GM produced 9.18 million vehicles worldwide last year, a slight increase from 9.05 million in 2005, and many analysts expect it will fall to second place behind Toyota as early as this year.

Toyota is forecasting sales of 9.34 million vehicles for 2007. It expects to sell 2.68 million in the United States, a 6 percent increase over 2006 levels.

"Things are going very well with Toyota, and it's likely to achieve its target for this year," said Shotaro Noguchi, auto analyst for Mitsubishi UFJ Securities Co. in Tokyo.

Honda reported a 6.6 percent increase in global output to 3.63 million vehicles, reclaiming second place from Nissan.

Nissan overtook Honda in 2004 but fell to third place last year among Japanese automakers after its output declined 7.7 percent to 3.24 million vehicles.

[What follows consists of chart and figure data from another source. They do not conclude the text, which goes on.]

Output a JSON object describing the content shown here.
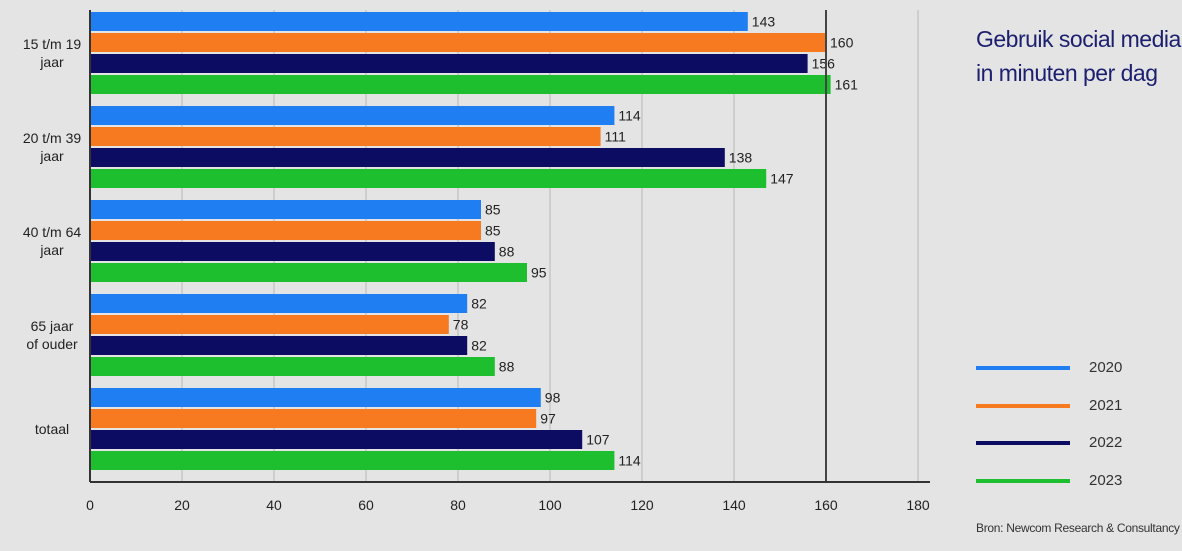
{
  "title_lines": [
    "Gebruik social media",
    "in minuten per dag"
  ],
  "source": "Bron: Newcom Research & Consultancy",
  "chart_data": {
    "type": "bar",
    "orientation": "horizontal",
    "categories": [
      [
        "15 t/m 19",
        "jaar"
      ],
      [
        "20 t/m 39",
        "jaar"
      ],
      [
        "40 t/m 64",
        "jaar"
      ],
      [
        "65 jaar",
        "of ouder"
      ],
      [
        "totaal"
      ]
    ],
    "series": [
      {
        "name": "2020",
        "color": "#1f7ef2",
        "values": [
          143,
          114,
          85,
          82,
          98
        ]
      },
      {
        "name": "2021",
        "color": "#f77a21",
        "values": [
          160,
          111,
          85,
          78,
          97
        ]
      },
      {
        "name": "2022",
        "color": "#0c0c63",
        "values": [
          156,
          138,
          88,
          82,
          107
        ]
      },
      {
        "name": "2023",
        "color": "#1dbf2e",
        "values": [
          161,
          147,
          95,
          88,
          114
        ]
      }
    ],
    "x_ticks": [
      0,
      20,
      40,
      60,
      80,
      100,
      120,
      140,
      160,
      180
    ],
    "xlim": [
      0,
      180
    ],
    "reference_line": 160,
    "grid": true,
    "legend_position": "right"
  }
}
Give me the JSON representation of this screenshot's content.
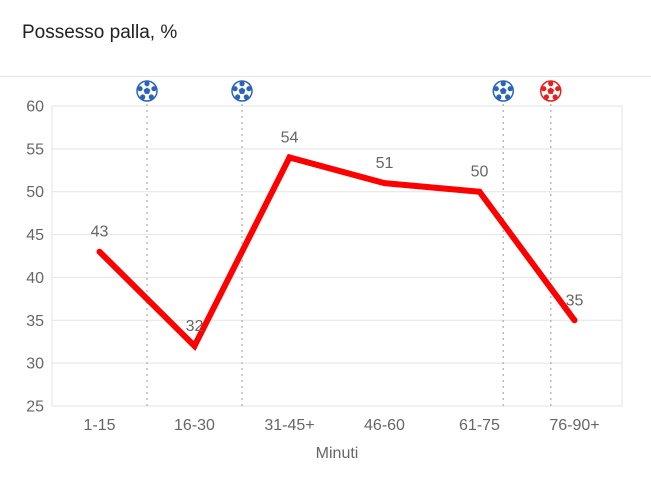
{
  "header": {
    "title": "Possesso palla, %"
  },
  "chart_data": {
    "type": "line",
    "title": "Possesso palla, %",
    "xlabel": "Minuti",
    "ylabel": "",
    "categories": [
      "1-15",
      "16-30",
      "31-45+",
      "46-60",
      "61-75",
      "76-90+"
    ],
    "series": [
      {
        "values": [
          43,
          32,
          54,
          51,
          50,
          35
        ],
        "color": "#ff0000"
      }
    ],
    "ylim": [
      25,
      60
    ],
    "yticks": [
      "60",
      "55",
      "50",
      "45",
      "40",
      "35",
      "30",
      "25"
    ],
    "grid": true,
    "legend": "none",
    "events": [
      {
        "between": [
          0,
          1
        ],
        "icon": "soccer-ball-icon",
        "color": "#2a64b8"
      },
      {
        "between": [
          1,
          2
        ],
        "icon": "soccer-ball-icon",
        "color": "#2a64b8"
      },
      {
        "between": [
          4,
          5
        ],
        "icon": "soccer-ball-icon",
        "color": "#2a64b8",
        "offset": -0.25
      },
      {
        "between": [
          4,
          5
        ],
        "icon": "soccer-ball-icon",
        "color": "#e8201d",
        "offset": 0.25
      }
    ]
  }
}
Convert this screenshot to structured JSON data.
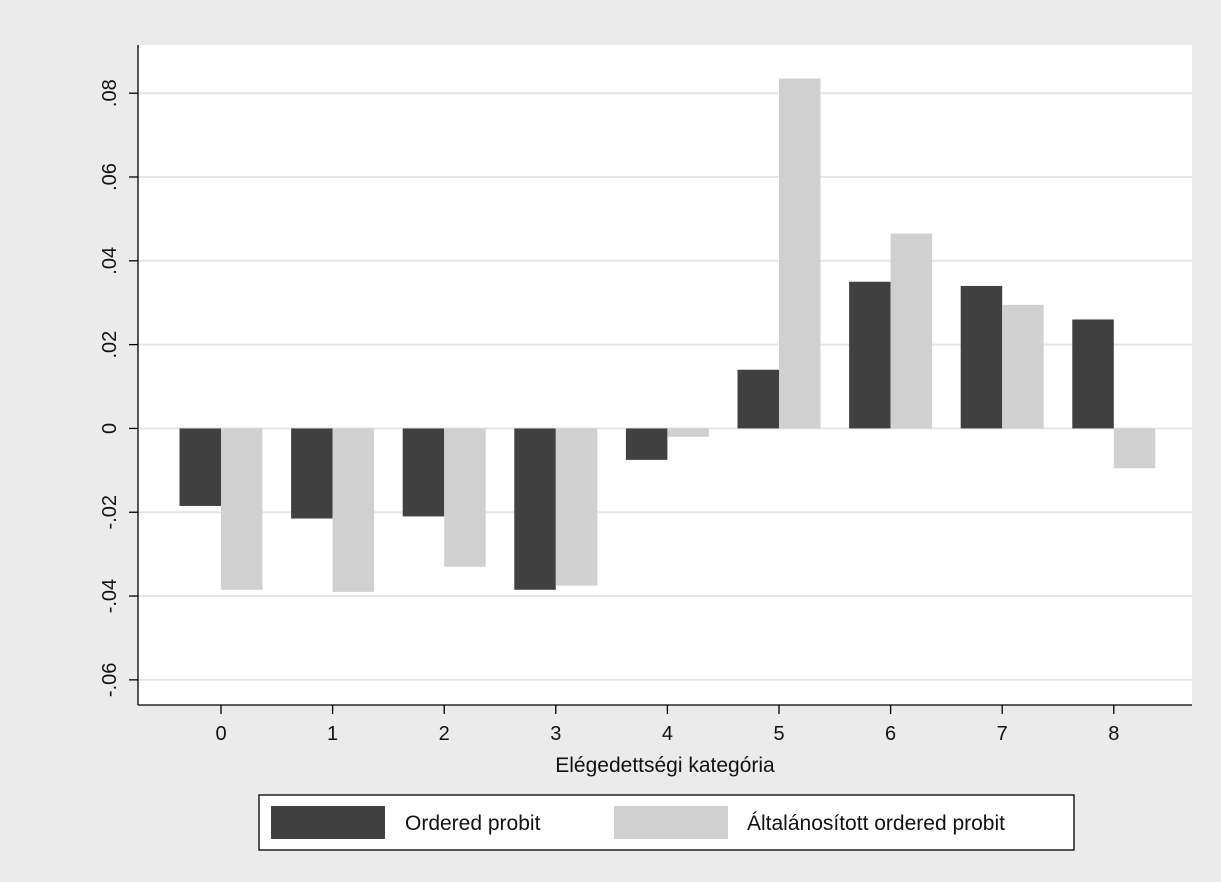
{
  "chart_data": {
    "type": "bar",
    "title": "",
    "xlabel": "Elégedettségi kategória",
    "ylabel": "",
    "categories": [
      "0",
      "1",
      "2",
      "3",
      "4",
      "5",
      "6",
      "7",
      "8"
    ],
    "series": [
      {
        "name": "Ordered probit",
        "color": "#404040",
        "values": [
          -0.0185,
          -0.0215,
          -0.021,
          -0.0385,
          -0.0075,
          0.014,
          0.035,
          0.034,
          0.026
        ]
      },
      {
        "name": "Általánosított ordered probit",
        "color": "#d0d0d0",
        "values": [
          -0.0385,
          -0.039,
          -0.033,
          -0.0375,
          -0.002,
          0.0835,
          0.0465,
          0.0295,
          -0.0095
        ]
      }
    ],
    "ylim": [
      -0.066,
      0.0915
    ],
    "yticks": [
      -0.06,
      -0.04,
      -0.02,
      0,
      0.02,
      0.04,
      0.06,
      0.08
    ],
    "ytick_labels": [
      "-.06",
      "-.04",
      "-.02",
      "0",
      ".02",
      ".04",
      ".06",
      ".08"
    ],
    "grid": true,
    "legend_position": "bottom"
  },
  "colors": {
    "outer_background": "#ebebeb",
    "plot_background": "#ffffff",
    "gridline": "#e6e6e6"
  }
}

Honda's rising output reflected brisk sales of the Civic compact, particularly in the United States and China.

Strong demand in overseas markets underpinned Japan's leading automakers -- which are struggling in their home market.

Long the world's second-largest auto market, Japan slipped last year to third place behind China.

Chinese car and truck sales surged by more than a third in 2006 to 7.2 million vehicles, while Japan's market shrank to 5.7 million vehicles -- levels last seen in the 1980s, according to a report by investment firm J.P. Morgan.

The real growth segment in Japan is mini-vehicles weighing half as much as ordinary cars. Excluding mini-vehicles, Japan's market totaled 3.7 million units in 2006 after an 18th consecutive monthly decline in December.

"We believe earnings will remain structurally dependent on overseas sales growth in 2007," J.P. Morgan said in the report.